One big reason why the Bush administration is having serious credibility problems - a new national poll reports that 55 percent of the people view President Bush as untrustworthy - is because its leaders keep contradicting each other on Iraq.
You have the happy talkers, like Bush ("we're making progress," he said again last week) and Joint Chiefs of Staff chairman Peter Pace (the war in Iraq is "going very, very well, from everything you look at"). But you also have the gloom and doomers, like Bush's ambassador to Iraq, Zalmay Khalilzad, who now declares in a newspaper interview that the toppling of Saddam Hussein opened "a Pandora's box" of sectarian and ethnic tensions and violence.

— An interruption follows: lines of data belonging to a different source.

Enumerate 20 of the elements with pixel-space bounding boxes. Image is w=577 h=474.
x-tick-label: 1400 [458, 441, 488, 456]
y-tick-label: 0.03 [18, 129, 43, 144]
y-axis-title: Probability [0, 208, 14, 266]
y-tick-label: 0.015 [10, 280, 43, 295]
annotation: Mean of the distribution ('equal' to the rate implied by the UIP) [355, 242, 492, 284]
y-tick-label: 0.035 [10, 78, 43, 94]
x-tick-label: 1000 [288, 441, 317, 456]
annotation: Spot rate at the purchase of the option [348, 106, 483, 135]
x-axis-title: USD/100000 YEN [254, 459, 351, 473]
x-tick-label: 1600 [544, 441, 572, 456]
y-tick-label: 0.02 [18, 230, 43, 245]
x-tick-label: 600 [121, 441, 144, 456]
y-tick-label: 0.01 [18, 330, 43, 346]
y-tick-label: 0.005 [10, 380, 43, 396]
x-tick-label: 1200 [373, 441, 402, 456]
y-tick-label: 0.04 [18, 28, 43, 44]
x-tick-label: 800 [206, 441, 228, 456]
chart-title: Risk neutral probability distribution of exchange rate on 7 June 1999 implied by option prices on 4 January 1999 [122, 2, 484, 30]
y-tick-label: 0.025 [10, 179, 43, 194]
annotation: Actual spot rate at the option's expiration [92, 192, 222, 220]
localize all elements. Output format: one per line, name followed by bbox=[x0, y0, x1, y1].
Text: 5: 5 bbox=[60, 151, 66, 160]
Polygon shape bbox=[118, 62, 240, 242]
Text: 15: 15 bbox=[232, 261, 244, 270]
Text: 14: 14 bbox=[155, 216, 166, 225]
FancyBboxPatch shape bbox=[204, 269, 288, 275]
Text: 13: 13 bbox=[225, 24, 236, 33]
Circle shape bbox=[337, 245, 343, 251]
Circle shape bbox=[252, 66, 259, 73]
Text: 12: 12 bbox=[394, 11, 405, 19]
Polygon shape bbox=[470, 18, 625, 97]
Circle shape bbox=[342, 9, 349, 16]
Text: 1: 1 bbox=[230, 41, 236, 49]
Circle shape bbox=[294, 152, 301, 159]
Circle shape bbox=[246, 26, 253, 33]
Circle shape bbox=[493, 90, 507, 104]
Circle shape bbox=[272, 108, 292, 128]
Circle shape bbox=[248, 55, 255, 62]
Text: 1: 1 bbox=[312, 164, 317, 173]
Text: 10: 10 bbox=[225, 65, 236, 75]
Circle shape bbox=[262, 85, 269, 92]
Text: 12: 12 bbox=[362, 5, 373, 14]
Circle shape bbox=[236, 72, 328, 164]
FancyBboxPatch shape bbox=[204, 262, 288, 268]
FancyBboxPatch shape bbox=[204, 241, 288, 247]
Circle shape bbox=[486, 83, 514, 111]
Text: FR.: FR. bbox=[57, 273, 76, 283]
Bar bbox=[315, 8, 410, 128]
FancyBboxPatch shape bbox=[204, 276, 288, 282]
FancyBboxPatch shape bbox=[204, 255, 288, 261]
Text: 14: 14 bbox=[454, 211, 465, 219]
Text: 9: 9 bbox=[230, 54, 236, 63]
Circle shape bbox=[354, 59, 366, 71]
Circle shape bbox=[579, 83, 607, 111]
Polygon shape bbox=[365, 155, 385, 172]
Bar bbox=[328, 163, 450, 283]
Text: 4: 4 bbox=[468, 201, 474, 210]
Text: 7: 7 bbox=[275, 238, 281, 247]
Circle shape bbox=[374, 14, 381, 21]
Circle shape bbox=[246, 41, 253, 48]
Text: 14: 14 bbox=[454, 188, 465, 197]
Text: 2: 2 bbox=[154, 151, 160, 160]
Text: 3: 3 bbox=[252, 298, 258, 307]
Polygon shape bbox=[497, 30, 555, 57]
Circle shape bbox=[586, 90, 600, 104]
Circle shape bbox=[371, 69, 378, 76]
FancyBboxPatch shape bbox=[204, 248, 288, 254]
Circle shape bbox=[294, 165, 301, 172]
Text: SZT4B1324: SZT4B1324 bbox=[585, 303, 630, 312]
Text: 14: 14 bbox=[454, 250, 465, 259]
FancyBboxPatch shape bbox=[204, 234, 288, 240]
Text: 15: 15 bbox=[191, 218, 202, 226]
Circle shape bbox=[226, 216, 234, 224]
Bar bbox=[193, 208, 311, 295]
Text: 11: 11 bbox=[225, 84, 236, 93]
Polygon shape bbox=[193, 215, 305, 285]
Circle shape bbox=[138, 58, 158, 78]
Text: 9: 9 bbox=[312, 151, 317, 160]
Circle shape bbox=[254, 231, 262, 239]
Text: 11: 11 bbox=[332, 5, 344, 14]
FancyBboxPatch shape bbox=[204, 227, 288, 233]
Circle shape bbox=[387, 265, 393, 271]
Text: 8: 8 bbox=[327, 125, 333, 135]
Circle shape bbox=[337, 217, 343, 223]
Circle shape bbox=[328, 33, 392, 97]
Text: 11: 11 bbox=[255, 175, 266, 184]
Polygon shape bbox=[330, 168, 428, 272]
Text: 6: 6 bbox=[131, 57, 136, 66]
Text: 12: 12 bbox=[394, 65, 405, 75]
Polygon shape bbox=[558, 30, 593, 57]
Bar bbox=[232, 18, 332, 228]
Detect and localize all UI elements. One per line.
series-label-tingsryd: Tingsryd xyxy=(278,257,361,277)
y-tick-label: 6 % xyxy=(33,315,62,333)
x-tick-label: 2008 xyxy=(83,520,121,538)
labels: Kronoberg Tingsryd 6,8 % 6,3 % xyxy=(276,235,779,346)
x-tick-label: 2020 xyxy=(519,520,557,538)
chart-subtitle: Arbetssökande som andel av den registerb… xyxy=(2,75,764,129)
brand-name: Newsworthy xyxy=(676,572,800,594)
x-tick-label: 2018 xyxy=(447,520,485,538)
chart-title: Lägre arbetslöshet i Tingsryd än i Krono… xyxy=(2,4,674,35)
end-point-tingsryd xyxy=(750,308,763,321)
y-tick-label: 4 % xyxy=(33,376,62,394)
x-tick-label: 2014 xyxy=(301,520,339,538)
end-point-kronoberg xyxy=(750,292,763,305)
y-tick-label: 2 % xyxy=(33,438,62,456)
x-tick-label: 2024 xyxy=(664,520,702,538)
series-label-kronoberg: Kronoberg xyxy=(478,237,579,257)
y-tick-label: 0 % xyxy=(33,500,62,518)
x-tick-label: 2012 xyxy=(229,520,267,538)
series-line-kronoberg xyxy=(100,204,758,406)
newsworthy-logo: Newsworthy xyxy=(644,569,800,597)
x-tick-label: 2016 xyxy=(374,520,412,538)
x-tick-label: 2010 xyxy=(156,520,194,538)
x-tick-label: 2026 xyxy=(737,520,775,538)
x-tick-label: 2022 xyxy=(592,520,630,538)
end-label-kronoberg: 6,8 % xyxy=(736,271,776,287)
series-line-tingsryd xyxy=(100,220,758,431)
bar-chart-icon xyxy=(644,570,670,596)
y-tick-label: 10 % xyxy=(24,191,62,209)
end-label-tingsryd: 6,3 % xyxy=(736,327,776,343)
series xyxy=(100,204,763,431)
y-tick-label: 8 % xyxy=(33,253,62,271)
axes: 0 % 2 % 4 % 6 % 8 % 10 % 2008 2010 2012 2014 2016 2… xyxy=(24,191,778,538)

Strangely, I don't recall, back in the prewar phase, that anybody in the administration was warning of a Pandora's box being opened.
Anyway, Bush also told an ABC reporter last week, "I don't buy your premise that there's going to be civil war." (Actually, that wasn't her premise, she was merely asking a what-if question, but never mind.) But whereas Bush was basically dismissing any talk of civil war, his own ambassador is now talking up that possibility.
The "potential is there," said Khalizad, and if another major incident occurs, equivalent to the bombing two weeks ago of a Shiite Muslim shrine, then "Iraq is really vulnerable to it at this time, in my judgment."
It's a sign of trouble when the Bush team's vaunted message discipline falters so blatantly.
And I'll stop here with a question:
A new argument these days, among many Bush supporters, is that anyone in the press who raises the possibility of civil war must, by definition, be rooting for civil war. Would they suggest that Khalizad shares that sentiment?